Layer Sensitivity shows which layers are the most critical to make accurately. It nudges each layer’s thickness by a small amount, measures how much the optical performance changes, and ranks the layers by that change. The layers at the top of the ranking are the ones that need the tightest monitoring and process control.
Settings
Section titled “Settings”Probe size — how big a thickness change to test on each layer. Choose Relative (a percentage of the layer’s own thickness, 1 % by default — the usual choice, since real errors scale with thickness) or Absolute (a fixed amount in nanometres). The sign does not matter; the tool always tests the same amount above and below nominal.
Display — show the result as a chart, a table, or both.

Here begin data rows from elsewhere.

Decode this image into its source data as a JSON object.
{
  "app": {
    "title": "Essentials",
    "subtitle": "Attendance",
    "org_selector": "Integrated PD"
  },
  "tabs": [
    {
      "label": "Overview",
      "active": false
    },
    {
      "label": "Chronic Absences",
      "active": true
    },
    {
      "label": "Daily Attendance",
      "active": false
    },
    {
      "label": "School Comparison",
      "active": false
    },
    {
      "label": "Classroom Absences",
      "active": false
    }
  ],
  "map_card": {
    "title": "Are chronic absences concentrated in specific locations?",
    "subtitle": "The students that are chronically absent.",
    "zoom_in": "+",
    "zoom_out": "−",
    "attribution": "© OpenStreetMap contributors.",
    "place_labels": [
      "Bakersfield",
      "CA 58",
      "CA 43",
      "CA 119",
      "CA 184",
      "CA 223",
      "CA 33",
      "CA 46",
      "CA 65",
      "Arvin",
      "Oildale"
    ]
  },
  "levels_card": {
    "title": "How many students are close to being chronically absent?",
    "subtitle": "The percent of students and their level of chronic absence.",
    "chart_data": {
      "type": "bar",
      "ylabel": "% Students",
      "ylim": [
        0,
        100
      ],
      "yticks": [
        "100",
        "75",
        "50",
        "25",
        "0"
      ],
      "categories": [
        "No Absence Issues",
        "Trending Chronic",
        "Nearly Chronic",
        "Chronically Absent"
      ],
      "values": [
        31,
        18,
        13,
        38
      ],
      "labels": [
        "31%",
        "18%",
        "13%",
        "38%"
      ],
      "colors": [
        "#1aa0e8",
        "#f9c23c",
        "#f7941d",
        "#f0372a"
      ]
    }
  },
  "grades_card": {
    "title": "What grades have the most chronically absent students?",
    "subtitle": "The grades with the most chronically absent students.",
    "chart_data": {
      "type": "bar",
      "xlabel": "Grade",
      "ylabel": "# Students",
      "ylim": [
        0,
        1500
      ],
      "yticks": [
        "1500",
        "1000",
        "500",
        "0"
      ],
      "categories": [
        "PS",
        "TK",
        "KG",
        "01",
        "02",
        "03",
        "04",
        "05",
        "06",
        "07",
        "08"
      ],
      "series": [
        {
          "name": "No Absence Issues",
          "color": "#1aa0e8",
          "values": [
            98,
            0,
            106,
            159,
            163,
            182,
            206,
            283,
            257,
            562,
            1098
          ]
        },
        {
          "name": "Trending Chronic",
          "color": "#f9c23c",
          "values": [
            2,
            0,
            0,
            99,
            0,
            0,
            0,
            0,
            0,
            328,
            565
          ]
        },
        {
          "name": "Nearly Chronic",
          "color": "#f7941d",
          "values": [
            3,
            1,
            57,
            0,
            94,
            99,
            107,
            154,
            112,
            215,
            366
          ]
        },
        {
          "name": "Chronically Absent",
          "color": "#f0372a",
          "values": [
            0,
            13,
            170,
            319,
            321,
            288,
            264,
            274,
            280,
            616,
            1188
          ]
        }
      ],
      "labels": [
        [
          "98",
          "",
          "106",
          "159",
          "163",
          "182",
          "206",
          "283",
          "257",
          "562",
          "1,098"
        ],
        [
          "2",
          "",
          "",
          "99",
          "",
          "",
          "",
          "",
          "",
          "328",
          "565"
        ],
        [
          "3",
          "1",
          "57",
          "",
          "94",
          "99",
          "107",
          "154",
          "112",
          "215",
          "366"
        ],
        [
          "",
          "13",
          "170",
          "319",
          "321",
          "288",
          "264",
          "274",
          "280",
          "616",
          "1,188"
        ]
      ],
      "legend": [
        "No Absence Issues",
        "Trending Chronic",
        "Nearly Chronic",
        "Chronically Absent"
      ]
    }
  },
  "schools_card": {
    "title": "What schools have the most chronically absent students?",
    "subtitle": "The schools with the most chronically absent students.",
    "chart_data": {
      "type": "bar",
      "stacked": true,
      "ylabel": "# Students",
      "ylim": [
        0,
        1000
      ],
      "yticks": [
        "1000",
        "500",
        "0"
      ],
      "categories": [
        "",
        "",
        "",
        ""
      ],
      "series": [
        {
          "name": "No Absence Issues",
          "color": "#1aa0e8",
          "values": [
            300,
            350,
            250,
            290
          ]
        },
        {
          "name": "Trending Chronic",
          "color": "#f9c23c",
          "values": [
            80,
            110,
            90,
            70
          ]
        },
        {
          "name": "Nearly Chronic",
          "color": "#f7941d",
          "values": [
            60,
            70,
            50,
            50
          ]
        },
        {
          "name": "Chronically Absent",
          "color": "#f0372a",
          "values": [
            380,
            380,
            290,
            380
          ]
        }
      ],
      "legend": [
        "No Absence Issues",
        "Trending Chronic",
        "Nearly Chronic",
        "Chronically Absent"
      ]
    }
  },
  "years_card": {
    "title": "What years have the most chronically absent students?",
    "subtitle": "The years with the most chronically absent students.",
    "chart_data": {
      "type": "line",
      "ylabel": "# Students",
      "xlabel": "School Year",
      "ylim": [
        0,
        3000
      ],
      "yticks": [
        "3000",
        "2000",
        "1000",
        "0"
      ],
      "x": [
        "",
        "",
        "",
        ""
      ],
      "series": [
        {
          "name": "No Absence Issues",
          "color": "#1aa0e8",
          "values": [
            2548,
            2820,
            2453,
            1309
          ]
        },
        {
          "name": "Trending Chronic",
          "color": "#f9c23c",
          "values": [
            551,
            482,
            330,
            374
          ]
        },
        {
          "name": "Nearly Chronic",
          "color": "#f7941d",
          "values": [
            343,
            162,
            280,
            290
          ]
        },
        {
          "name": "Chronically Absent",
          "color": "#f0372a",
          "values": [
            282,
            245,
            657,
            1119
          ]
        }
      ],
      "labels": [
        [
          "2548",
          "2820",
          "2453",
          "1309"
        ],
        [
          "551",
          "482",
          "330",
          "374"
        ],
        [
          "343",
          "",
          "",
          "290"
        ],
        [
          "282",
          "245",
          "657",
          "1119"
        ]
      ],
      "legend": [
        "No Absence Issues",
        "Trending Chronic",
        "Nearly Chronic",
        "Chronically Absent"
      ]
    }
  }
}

Scale — Normalized sets the most sensitive layer to 100 % and scales the rest against it (the easiest way to compare layers), or Absolute shows the raw change in merit on a logarithmic axis (use this when one layer dominates and you want its true size).
The ranking is evaluated for the surface mode set in the Design Editor (front, back, both, or symmetric), shown as a badge on the window.
How to read it
Section titled “How to read it”Each bar is one layer. A tall bar means a small thickness error there produces a large change in performance — a critical layer that needs a tight tolerance. A short bar means the layer is forgiving. A design whose bars are all about the same height is robust, with no single layer that can ruin it.
Layers are numbered as in the Design Editor (layer 1 touches the substrate), and locked layers are excluded. Sensitivity is measured against the optical performance, so the ranking reflects the effect on the spectrum.
References
Section titled “References”- H. A. Macleod, Thin-Film Optical Filters, 5th ed., §13.7.